On Sunday night, Chuck Schumer made his opening bid to Mitch McConnell in the two leaders' negotiations over the Senate impeachment trial.
Driving the news: Schumer has sent a letter to McConnell in which he asks the Republican leader to call four witnesses who refused to testify before the House impeachment committees.
- The witnesses Schumer has asked for all have direct knowledge of Trump administration decisions concerning the holdup of aid to Ukraine and the requests for investigations of the Bidens and of the origins of the Russia investigation.
- They are: Mick Mulvaney, acting White House chief of staff; John Bolton, former national security adviser; Michael Duffey, associate director for national security, Office of Management and Budget; and Robert Blair, senior adviser to Mulvaney.

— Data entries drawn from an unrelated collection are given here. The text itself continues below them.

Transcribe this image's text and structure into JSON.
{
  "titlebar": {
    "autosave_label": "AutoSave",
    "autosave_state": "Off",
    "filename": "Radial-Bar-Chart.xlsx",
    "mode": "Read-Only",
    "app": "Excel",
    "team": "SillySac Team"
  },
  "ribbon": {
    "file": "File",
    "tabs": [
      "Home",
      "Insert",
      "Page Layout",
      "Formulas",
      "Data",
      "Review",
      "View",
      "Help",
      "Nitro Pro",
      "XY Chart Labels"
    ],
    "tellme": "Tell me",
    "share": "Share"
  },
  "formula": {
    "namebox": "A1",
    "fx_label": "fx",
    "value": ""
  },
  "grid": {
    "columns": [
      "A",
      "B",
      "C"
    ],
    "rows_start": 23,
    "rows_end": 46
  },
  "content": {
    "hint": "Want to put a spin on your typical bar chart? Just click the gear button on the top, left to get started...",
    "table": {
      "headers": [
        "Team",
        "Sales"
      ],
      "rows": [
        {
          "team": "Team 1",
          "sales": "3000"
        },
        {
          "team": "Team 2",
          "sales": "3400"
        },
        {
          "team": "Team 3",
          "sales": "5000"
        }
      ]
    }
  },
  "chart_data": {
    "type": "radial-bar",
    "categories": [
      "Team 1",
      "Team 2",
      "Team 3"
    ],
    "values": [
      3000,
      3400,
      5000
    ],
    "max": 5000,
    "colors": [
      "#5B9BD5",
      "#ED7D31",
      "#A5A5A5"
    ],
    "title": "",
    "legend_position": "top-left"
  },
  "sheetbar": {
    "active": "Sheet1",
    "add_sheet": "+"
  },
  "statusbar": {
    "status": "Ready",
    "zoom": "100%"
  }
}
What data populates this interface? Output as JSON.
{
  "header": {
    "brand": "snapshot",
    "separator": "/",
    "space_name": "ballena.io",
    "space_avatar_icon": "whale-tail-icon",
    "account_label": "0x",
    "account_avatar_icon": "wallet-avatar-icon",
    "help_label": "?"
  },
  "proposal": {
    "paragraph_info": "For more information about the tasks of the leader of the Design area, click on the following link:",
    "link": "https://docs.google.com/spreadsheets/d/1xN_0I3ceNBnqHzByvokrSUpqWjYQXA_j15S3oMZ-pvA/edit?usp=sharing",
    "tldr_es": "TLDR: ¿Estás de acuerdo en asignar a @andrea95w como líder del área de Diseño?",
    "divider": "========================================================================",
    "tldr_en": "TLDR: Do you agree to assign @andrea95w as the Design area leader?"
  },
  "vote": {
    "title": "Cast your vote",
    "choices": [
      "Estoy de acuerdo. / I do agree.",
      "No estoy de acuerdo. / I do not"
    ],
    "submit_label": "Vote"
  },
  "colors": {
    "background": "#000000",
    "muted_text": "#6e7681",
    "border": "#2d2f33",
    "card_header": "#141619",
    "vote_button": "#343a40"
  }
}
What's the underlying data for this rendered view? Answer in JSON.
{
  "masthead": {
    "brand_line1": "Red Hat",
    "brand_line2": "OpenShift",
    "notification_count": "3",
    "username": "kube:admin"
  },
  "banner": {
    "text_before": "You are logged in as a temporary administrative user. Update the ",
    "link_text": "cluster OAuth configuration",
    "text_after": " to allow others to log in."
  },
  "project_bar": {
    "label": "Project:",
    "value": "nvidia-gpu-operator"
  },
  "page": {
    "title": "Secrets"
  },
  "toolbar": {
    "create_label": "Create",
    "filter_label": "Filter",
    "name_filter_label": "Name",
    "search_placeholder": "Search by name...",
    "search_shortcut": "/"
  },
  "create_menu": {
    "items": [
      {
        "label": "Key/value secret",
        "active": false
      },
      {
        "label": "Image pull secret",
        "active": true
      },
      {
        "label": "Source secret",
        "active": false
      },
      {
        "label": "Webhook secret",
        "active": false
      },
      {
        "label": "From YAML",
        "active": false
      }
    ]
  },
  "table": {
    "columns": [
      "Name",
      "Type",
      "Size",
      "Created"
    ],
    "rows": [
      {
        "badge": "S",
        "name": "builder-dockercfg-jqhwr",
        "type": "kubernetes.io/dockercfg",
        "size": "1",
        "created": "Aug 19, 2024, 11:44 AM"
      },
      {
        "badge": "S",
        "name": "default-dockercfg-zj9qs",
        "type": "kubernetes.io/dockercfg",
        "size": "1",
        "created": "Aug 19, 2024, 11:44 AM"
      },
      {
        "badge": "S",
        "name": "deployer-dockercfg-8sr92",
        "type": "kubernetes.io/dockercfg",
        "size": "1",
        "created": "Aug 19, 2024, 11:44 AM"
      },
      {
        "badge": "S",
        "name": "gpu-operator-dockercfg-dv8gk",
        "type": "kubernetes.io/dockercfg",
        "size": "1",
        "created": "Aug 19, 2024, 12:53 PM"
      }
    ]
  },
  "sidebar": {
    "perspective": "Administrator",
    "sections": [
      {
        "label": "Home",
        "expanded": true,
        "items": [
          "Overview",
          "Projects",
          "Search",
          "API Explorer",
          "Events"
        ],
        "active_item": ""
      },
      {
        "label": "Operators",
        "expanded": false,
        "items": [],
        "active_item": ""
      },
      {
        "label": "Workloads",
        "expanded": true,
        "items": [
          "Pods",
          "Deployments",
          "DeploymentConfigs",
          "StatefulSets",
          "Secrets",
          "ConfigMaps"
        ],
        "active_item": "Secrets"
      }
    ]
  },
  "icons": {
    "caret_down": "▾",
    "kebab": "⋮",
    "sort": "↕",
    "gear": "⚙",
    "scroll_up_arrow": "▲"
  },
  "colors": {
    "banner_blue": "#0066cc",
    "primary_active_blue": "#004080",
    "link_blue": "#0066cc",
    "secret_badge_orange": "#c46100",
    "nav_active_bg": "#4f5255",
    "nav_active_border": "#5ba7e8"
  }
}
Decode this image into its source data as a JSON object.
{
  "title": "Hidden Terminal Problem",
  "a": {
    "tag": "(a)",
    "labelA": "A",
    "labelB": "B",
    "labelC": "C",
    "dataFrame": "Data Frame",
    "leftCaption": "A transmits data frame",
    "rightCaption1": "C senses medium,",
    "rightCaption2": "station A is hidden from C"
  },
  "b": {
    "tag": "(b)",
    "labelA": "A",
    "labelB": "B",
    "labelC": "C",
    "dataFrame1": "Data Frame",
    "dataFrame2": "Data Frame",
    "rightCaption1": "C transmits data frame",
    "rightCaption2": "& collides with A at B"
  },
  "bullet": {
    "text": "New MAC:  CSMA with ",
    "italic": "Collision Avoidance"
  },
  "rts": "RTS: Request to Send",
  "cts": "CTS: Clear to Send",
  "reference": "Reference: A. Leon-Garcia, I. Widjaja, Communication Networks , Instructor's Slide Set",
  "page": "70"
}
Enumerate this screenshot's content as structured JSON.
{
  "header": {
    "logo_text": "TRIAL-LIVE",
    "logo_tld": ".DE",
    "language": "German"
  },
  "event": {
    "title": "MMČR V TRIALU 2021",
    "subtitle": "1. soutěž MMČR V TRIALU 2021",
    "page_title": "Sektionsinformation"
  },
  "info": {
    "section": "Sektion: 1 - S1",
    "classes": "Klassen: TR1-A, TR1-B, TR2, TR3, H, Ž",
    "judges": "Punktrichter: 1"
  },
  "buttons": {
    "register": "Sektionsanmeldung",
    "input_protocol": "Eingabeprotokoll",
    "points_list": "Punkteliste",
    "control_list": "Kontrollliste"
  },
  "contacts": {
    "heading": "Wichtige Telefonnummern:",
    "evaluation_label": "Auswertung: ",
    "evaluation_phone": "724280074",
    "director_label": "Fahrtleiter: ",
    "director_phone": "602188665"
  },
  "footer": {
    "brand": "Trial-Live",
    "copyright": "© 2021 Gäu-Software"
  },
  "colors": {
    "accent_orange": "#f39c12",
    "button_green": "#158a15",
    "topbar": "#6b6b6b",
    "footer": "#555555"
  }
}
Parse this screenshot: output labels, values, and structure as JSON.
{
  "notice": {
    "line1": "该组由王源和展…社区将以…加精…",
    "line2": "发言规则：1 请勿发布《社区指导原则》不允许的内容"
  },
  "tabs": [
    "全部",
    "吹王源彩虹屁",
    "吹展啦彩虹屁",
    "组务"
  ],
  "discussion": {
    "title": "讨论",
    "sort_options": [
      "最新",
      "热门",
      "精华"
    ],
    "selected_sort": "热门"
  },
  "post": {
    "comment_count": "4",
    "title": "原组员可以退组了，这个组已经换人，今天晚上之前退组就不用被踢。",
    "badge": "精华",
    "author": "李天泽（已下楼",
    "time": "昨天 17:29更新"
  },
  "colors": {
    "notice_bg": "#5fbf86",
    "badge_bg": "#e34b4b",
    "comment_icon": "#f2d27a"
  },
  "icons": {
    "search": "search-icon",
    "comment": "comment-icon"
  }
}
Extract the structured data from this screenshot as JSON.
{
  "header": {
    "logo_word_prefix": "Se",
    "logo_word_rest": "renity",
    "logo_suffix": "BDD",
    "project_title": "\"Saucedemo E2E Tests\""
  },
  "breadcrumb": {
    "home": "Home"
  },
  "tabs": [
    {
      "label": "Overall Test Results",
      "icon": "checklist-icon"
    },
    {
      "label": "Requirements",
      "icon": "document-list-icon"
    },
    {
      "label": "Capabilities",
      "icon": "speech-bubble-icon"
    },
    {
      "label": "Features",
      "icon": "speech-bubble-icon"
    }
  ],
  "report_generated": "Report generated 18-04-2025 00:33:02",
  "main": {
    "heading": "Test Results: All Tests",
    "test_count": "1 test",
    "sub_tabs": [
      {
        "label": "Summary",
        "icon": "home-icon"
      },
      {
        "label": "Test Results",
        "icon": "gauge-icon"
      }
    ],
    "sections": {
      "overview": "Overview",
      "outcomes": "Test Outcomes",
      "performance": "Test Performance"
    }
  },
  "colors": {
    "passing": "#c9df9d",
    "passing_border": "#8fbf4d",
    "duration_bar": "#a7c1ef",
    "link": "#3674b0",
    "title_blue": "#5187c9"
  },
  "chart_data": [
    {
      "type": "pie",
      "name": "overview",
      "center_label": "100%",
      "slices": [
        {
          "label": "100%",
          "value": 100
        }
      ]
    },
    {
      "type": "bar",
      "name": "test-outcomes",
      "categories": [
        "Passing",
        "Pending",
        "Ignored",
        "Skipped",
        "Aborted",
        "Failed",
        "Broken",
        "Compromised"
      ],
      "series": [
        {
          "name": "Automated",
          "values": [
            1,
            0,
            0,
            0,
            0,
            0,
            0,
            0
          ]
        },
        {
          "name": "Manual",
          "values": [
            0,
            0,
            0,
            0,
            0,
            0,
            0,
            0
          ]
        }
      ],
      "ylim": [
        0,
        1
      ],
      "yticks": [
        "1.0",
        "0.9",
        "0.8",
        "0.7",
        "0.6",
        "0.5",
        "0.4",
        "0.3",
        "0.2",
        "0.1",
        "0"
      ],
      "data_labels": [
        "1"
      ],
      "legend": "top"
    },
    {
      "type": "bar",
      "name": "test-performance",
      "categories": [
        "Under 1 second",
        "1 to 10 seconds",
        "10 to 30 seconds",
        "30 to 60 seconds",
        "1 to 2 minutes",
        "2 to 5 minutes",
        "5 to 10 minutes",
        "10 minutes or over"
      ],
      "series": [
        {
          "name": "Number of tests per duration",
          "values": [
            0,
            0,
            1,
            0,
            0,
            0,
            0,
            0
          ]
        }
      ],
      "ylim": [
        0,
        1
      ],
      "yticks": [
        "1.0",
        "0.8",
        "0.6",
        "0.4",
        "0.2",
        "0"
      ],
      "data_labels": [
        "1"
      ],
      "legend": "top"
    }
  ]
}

- Schumer also proposes that the Senate issue subpoenas "for a limited set of documents that we believe will shed additional light on the administration's decision-making regarding the delay in security assistance funding to Ukraine and its requests for certain investigations to be announced by the government of Ukraine," per the letter obtained by Axios.
Why it matters: The Senate Democratic leader's request — particularly his call for additional impeachment witnesses — may appeal to some moderate Republicans but is sure to meet forceful resistance from President Trump and McConnell.
Between the lines: Schumer offers other suggestions to McConnell, such as the amount of time he believes should be allocated for arguments and counter-arguments. But it's his requests for witnesses that will be most controversial.
- By tailoring the description of the kind of witnesses Democrats think should be called — those with "direct knowledge" of the administration's decisions related to delaying the military aid and seeking investigations — Schumer may be drawing a distinction between witnesses Trump has sought to shield and the sort of Democrats that Trump wanted to drag into the Senate, including the Bidens.
- Schumer appears to be trying to drive a wedge into the Republican Senate conference. The bet would be that even as McConnell defends Trump, some swing state Republicans who are no fans of the president may want to at least make it seem like they're seriously examining Trump's actions.